Epistemology by Design: My Work with Custom GPTs and the Ethics of Engineered Knowledge
Custom GPTs do more than execute instructions. They shape the conditions of knowledge itself. Every persona encodes assumptions about what counts as truth and whose voice carries weight. I call this epistemology by design. Done poorly, such systems erase alternatives and limit inquiry. Done well, they scaffold pluralism while still providing direction. The opportunity is to build epistemic partners that expand agency. The risk is dependence on voices that sound objective but are not. When I design these systems, I ask a simple question: what kind of world am I training myself, and others, to inhabit?
AI Epistemology by Design: Frameworks for How AI Knows
Most research frames progress as a race for more scale. More data, more parameters, more compute. Yet this hides the deeper question. How does AI know? Without careful frameworks, models remain brittle and opaque, with ethics bolted on as afterthoughts. Epistemology by design treats instructions not as prompts but as blueprints for cognition. The task is not just building capacity. It is cultivating discernment. AI will be judged less by how much it knows than by how wisely it reasons.
Preserving Trust in Language in the Age of AI
AI generates language faster than humans can absorb. The risk is not only misinformation but erosion of meaning itself. Words like sustainable or net zero can be bent quietly until they no longer serve their original purpose. To protect meaning, I propose the idea of a transparent tool called Semantic Version Control. Language must be treated as shared infrastructure, with its evolution logged and visible. The goal is not to freeze words. The goal is to keep their meaning contested in public, not captured in silence.
The AI OSI Stack: A Governance Blueprint for Scalable and Trusted AI
AI is often spoken of as a single entity, a black box that contains everything. This collapse hides differences and invites monopoly. The AI OSI Stack provides a layered alternative. Like the OSI model did for the internet, it separates hardware, models, APIs, and governance. The result is interoperability, clarity, and embedded trust. The point is not only technical soundness but institutional stability. AI should not be a monolith. It should be a system of layers that can be trusted piece by piece.

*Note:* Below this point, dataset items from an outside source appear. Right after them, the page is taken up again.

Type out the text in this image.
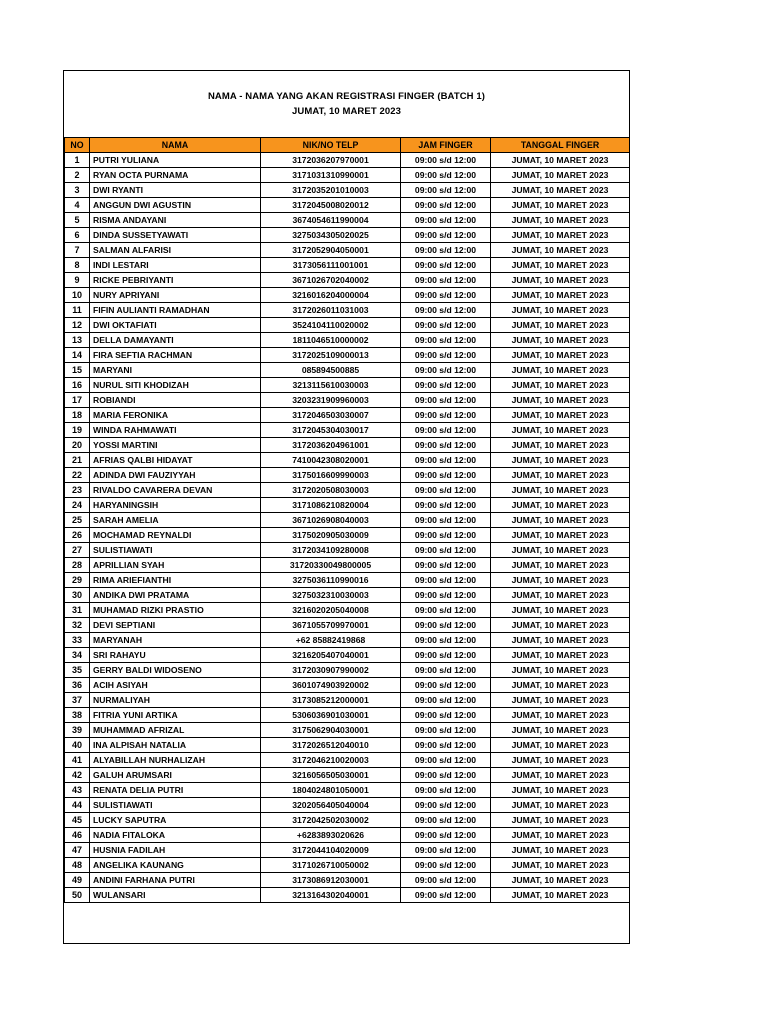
NAMA - NAMA YANG AKAN REGISTRASI FINGER (BATCH 1)
JUMAT, 10 MARET 2023
NO	NAMA	NIK/NO TELP	JAM FINGER	TANGGAL FINGER
1	PUTRI YULIANA	3172036207970001	09:00 s/d 12:00	JUMAT, 10 MARET 2023
2	RYAN OCTA PURNAMA	3171031310990001	09:00 s/d 12:00	JUMAT, 10 MARET 2023
3	DWI RYANTI	3172035201010003	09:00 s/d 12:00	JUMAT, 10 MARET 2023
4	ANGGUN DWI AGUSTIN	3172045008020012	09:00 s/d 12:00	JUMAT, 10 MARET 2023
5	RISMA ANDAYANI	3674054611990004	09:00 s/d 12:00	JUMAT, 10 MARET 2023
6	DINDA SUSSETYAWATI	3275034305020025	09:00 s/d 12:00	JUMAT, 10 MARET 2023
7	SALMAN ALFARISI	3172052904050001	09:00 s/d 12:00	JUMAT, 10 MARET 2023
8	INDI LESTARI	3173056111001001	09:00 s/d 12:00	JUMAT, 10 MARET 2023
9	RICKE PEBRIYANTI	3671026702040002	09:00 s/d 12:00	JUMAT, 10 MARET 2023
10	NURY APRIYANI	3216016204000004	09:00 s/d 12:00	JUMAT, 10 MARET 2023
11	FIFIN AULIANTI RAMADHAN	3172026011031003	09:00 s/d 12:00	JUMAT, 10 MARET 2023
12	DWI OKTAFIATI	3524104110020002	09:00 s/d 12:00	JUMAT, 10 MARET 2023
13	DELLA DAMAYANTI	1811046510000002	09:00 s/d 12:00	JUMAT, 10 MARET 2023
14	FIRA SEFTIA RACHMAN	3172025109000013	09:00 s/d 12:00	JUMAT, 10 MARET 2023
15	MARYANI	085894500885	09:00 s/d 12:00	JUMAT, 10 MARET 2023
16	NURUL SITI KHODIZAH	3213115610030003	09:00 s/d 12:00	JUMAT, 10 MARET 2023
17	ROBIANDI	3203231909960003	09:00 s/d 12:00	JUMAT, 10 MARET 2023
18	MARIA FERONIKA	3172046503030007	09:00 s/d 12:00	JUMAT, 10 MARET 2023
19	WINDA RAHMAWATI	3172045304030017	09:00 s/d 12:00	JUMAT, 10 MARET 2023
20	YOSSI MARTINI	3172036204961001	09:00 s/d 12:00	JUMAT, 10 MARET 2023
21	AFRIAS QALBI HIDAYAT	7410042308020001	09:00 s/d 12:00	JUMAT, 10 MARET 2023
22	ADINDA DWI FAUZIYYAH	3175016609990003	09:00 s/d 12:00	JUMAT, 10 MARET 2023
23	RIVALDO CAVARERA DEVAN	3172020508030003	09:00 s/d 12:00	JUMAT, 10 MARET 2023
24	HARYANINGSIH	3171086210820004	09:00 s/d 12:00	JUMAT, 10 MARET 2023
25	SARAH AMELIA	3671026908040003	09:00 s/d 12:00	JUMAT, 10 MARET 2023
26	MOCHAMAD REYNALDI	3175020905030009	09:00 s/d 12:00	JUMAT, 10 MARET 2023
27	SULISTIAWATI	3172034109280008	09:00 s/d 12:00	JUMAT, 10 MARET 2023
28	APRILLIAN SYAH	31720330049800005	09:00 s/d 12:00	JUMAT, 10 MARET 2023
29	RIMA ARIEFIANTHI	3275036110990016	09:00 s/d 12:00	JUMAT, 10 MARET 2023
30	ANDIKA DWI PRATAMA	3275032310030003	09:00 s/d 12:00	JUMAT, 10 MARET 2023
31	MUHAMAD RIZKI PRASTIO	3216020205040008	09:00 s/d 12:00	JUMAT, 10 MARET 2023
32	DEVI SEPTIANI	3671055709970001	09:00 s/d 12:00	JUMAT, 10 MARET 2023
33	MARYANAH	+62 85882419868	09:00 s/d 12:00	JUMAT, 10 MARET 2023
34	SRI RAHAYU	3216205407040001	09:00 s/d 12:00	JUMAT, 10 MARET 2023
35	GERRY BALDI WIDOSENO	3172030907990002	09:00 s/d 12:00	JUMAT, 10 MARET 2023
36	ACIH ASIYAH	3601074903920002	09:00 s/d 12:00	JUMAT, 10 MARET 2023
37	NURMALIYAH	3173085212000001	09:00 s/d 12:00	JUMAT, 10 MARET 2023
38	FITRIA YUNI ARTIKA	5306036901030001	09:00 s/d 12:00	JUMAT, 10 MARET 2023
39	MUHAMMAD AFRIZAL	3175062904030001	09:00 s/d 12:00	JUMAT, 10 MARET 2023
40	INA ALPISAH NATALIA	3172026512040010	09:00 s/d 12:00	JUMAT, 10 MARET 2023
41	ALYABILLAH NURHALIZAH	3172046210020003	09:00 s/d 12:00	JUMAT, 10 MARET 2023
42	GALUH ARUMSARI	3216056505030001	09:00 s/d 12:00	JUMAT, 10 MARET 2023
43	RENATA DELIA PUTRI	1804024801050001	09:00 s/d 12:00	JUMAT, 10 MARET 2023
44	SULISTIAWATI	3202056405040004	09:00 s/d 12:00	JUMAT, 10 MARET 2023
45	LUCKY SAPUTRA	3172042502030002	09:00 s/d 12:00	JUMAT, 10 MARET 2023
46	NADIA FITALOKA	+6283893020626	09:00 s/d 12:00	JUMAT, 10 MARET 2023
47	HUSNIA FADILAH	3172044104020009	09:00 s/d 12:00	JUMAT, 10 MARET 2023
48	ANGELIKA KAUNANG	3171026710050002	09:00 s/d 12:00	JUMAT, 10 MARET 2023
49	ANDINI FARHANA PUTRI	3173086912030001	09:00 s/d 12:00	JUMAT, 10 MARET 2023
50	WULANSARI	3213164302040001	09:00 s/d 12:00	JUMAT, 10 MARET 2023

Beyond Compliance: Personas as a Reasoning Layer for AI Governance
Compliance frameworks set a floor. They define what organizations must do, but when crises hit, compliance is rarely enough. Leaders need fast reasoning that can withstand pressure and still hold up to audit. Persona architecture provides one path. By simulating structured perspectives such as legal, equity, truth-seeker, and feasibility, leaders can explore diverse angles without losing accountability. Each persona generates options that are resilient in conflict and traceable to evidence. The result is not a replacement for compliance but a complement. Governance becomes adaptive in the moment while still auditable afterward. The power lies in combining philosophy with practice, so that decisions are not only defensible but also credible.

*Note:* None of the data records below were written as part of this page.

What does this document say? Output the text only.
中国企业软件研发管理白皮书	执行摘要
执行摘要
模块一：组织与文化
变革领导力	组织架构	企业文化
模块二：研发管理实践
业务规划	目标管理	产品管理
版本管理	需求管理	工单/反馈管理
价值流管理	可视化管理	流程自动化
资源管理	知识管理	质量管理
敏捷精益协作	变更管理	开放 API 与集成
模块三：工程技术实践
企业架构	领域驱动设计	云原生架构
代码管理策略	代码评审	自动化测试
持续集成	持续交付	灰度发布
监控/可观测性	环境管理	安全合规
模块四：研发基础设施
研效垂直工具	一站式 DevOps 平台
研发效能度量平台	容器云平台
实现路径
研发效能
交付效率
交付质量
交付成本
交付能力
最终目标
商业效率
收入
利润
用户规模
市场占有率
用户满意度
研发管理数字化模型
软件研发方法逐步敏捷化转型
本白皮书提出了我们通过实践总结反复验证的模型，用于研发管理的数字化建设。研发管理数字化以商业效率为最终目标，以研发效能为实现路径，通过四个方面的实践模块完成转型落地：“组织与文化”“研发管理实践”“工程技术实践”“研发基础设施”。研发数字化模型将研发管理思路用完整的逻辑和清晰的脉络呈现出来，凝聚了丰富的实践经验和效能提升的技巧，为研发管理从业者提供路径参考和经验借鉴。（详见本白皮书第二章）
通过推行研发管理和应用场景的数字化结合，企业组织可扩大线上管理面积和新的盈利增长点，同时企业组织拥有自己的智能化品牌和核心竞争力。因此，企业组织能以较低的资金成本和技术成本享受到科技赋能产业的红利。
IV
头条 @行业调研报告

Walter Pitts GPT: A Recursive Thought Architecture for Structural Insight in AI Dialogue
Most conversational AI systems excel at smooth replies but hide the logical structures that shape dialogue. The Walter Pitts GPT proposes a different design. It emphasizes structural analysis, logical resilience, and recursive emergence. The inspiration comes from Walter Pitts’ early work in neural logic, which sought to reveal the architecture of thought. This framework does not treat AI as a conversational partner alone. It treats AI as an instrument for exposing structure, clarifying reasoning, and making recursion visible. The value lies less in fluency and more in transparency. AI becomes a tool for mapping thought, not just for simulating it.